From the beginning, the project received enormous support from the comics community, and Locust Moon worked with 140 top cartoonists and artists to bring the book to life. Publishers Weekly gave Little Nemo: Dream Another Dream a starred review, saying that the “dazzling contributions reinterpret the visual splendor of McCay’s masterpiece without slavishly copying it” and calling it “more than just a book, this is a treasure—the stuff that dreams are made of.”

Locust Moon Press had already independently published a few works (including the Harvey Award-nominated Once Upon a Time Machine), but O’Neill and his team knew they were going to need additional funding to print Little Nemo in full color and at the size they wanted: 21 in. by 16 in. So they turned to Kickstarter, did a lot of research, and even launched a smaller campaign as a dry run. All their work paid off because by the time the Little Nemo campaign had finished, Locust Moon had tripled its original goal of $50,000. O’Neill is adamant about the importance of crowdfunding, calling it “the future of publishing.”

“It's a democratic way of funding creative projects, and it makes amazing things possible,” he says. “The old models are breaking down. There won't always be a need for this massive framework of funding, promotion and distribution. People will be able to speak directly to their audience, without having to submit to someone else's delivery mechanism and pay their toll.”

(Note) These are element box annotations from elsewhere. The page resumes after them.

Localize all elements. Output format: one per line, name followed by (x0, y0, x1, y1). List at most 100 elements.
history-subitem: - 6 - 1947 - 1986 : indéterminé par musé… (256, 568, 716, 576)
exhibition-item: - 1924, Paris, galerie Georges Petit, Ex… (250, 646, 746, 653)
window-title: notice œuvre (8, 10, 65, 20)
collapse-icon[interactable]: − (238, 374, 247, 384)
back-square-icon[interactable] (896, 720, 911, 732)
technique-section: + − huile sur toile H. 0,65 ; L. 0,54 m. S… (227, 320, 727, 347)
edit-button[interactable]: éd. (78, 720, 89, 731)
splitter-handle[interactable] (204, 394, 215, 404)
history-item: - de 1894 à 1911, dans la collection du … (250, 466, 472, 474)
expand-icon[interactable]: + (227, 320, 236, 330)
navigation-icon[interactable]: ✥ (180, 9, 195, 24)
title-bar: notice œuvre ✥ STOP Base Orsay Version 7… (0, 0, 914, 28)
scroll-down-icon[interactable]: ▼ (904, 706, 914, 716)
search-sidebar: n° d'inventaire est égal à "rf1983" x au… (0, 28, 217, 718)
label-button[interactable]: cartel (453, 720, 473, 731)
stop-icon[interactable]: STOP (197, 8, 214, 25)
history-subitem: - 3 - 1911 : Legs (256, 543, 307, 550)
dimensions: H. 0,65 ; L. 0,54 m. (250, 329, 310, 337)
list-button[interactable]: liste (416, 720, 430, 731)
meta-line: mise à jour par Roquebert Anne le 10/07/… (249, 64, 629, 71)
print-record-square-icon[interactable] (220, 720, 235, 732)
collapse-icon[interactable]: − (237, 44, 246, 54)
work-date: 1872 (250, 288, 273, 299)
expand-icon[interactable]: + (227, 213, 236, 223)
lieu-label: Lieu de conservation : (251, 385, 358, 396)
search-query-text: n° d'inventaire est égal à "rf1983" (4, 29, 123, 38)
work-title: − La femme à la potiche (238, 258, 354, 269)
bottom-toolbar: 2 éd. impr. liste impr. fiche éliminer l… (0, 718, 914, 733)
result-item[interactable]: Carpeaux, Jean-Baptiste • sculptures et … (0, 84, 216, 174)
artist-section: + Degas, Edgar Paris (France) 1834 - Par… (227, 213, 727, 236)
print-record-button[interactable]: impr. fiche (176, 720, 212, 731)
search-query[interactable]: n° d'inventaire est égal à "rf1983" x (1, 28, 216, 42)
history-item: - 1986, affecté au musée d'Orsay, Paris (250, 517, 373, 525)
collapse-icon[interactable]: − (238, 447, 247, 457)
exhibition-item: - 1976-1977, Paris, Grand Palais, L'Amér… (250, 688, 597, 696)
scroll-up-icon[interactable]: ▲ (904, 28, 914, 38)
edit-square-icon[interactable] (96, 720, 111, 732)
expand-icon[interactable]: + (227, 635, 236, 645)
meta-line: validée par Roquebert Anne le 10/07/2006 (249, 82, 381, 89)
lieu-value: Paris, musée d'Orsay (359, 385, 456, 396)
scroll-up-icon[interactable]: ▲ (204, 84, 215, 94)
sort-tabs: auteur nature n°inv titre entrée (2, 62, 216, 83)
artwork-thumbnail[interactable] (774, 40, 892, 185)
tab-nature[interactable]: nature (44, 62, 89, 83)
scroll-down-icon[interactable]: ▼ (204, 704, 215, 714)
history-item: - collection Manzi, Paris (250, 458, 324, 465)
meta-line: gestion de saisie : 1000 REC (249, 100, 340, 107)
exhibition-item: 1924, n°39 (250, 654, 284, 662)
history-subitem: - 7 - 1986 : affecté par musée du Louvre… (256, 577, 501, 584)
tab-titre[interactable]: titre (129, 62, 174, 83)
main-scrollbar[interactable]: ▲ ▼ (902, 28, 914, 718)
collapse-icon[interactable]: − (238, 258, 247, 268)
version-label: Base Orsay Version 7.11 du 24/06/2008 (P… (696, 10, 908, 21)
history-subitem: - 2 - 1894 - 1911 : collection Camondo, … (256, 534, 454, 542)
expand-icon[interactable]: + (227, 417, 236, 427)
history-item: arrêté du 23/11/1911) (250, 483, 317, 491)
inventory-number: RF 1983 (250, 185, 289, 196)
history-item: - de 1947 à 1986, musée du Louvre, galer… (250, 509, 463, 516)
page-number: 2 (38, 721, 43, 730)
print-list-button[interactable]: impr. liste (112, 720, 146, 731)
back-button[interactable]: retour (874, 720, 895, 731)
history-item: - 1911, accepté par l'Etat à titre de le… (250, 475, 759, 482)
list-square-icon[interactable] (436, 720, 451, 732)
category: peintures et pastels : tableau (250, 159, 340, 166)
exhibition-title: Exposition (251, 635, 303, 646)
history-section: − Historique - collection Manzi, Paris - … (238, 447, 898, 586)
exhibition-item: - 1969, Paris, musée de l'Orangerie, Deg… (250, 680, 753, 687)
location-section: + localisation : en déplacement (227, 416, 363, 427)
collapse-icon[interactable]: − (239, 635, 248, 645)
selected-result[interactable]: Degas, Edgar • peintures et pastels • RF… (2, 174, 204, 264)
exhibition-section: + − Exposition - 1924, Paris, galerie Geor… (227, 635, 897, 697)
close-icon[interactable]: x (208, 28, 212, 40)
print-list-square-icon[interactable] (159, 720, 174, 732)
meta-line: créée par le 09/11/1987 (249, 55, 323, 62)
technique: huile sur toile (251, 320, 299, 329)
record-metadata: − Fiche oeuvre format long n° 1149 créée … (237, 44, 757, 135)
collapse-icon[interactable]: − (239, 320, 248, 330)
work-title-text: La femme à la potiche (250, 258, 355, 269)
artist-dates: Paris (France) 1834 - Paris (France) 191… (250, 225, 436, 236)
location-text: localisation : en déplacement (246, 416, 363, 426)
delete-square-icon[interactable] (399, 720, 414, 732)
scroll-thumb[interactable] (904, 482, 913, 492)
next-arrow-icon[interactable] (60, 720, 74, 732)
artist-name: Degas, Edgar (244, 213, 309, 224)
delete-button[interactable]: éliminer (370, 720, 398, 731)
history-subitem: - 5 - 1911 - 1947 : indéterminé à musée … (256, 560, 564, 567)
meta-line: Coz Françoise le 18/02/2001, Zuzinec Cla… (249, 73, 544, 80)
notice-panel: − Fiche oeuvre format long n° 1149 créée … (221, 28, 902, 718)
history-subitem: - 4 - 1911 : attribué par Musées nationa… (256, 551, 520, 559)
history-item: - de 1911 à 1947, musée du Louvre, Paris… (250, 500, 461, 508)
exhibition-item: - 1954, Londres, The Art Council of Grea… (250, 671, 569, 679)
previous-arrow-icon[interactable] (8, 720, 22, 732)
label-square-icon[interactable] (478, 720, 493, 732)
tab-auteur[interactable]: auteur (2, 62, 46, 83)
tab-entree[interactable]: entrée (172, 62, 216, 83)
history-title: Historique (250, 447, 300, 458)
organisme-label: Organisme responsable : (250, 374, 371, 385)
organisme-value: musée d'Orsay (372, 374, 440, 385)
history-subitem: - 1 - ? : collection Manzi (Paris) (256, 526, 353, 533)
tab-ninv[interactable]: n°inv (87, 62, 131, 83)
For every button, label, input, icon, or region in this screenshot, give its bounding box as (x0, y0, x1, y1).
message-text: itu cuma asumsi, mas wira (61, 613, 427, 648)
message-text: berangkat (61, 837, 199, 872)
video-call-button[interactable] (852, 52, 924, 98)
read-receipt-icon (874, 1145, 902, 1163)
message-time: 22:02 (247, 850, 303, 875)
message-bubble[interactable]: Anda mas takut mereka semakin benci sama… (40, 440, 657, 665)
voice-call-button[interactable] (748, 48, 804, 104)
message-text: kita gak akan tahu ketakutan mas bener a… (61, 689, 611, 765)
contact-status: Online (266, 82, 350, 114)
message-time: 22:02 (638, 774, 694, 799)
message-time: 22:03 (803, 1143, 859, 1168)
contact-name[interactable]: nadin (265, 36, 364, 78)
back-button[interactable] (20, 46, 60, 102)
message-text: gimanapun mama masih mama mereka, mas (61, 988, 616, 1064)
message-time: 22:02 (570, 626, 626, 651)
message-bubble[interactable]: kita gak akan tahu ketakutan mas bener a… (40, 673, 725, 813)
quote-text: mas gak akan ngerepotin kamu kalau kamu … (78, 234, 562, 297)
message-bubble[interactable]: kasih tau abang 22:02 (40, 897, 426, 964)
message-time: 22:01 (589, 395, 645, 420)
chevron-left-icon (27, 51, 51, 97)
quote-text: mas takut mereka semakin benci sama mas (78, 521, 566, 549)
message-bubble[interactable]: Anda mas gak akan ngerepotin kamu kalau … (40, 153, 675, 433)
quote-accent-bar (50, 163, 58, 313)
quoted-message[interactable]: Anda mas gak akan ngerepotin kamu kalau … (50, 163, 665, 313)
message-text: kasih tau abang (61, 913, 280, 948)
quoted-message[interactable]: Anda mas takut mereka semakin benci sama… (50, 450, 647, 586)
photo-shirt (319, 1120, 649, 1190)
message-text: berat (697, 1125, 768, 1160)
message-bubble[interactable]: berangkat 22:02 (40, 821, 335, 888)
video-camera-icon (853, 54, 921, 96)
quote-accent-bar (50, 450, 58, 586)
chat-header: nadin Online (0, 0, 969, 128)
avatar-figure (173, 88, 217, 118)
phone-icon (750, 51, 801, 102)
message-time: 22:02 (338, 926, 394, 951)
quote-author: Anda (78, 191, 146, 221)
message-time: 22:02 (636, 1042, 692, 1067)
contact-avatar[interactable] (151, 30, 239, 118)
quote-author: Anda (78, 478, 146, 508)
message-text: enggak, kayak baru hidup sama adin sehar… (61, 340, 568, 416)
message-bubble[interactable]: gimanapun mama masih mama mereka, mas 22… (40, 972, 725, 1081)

"If you don't believe that what you're doing is important, then you're just another sweaty salesman."
Here are O'Neill's three tips for self-publishing success.

Find Your Audience

“Figure out who you think your audience is, and find the most direct ways possible to reach out to those people. Call them on the phone. Hell, knock on their door.”

Get Involved

“Be open with your supporters – invite them behind the scenes, into your process. They aren't your customers – they're your fellow travelers. The interchange between you can lift everyone up.”

Believe in Your Work

“We were very hopeful and optimistic about the prospects of the campaign, but we were stunned at the incredible groundswell of support. It really felt as though the whole comics industry had suddenly united to honor Winsor McCay and celebrate the brilliant artists who'd paid tribute in our edition. We could never have imagined that level of passion. It was magical…Only make work that you believe in with the white-hot passion of a collapsing star. A soul-scouring grind of non-stop self-promotion lies in front of you. If you don't believe that what you're doing is important, then you're just another sweaty salesman.”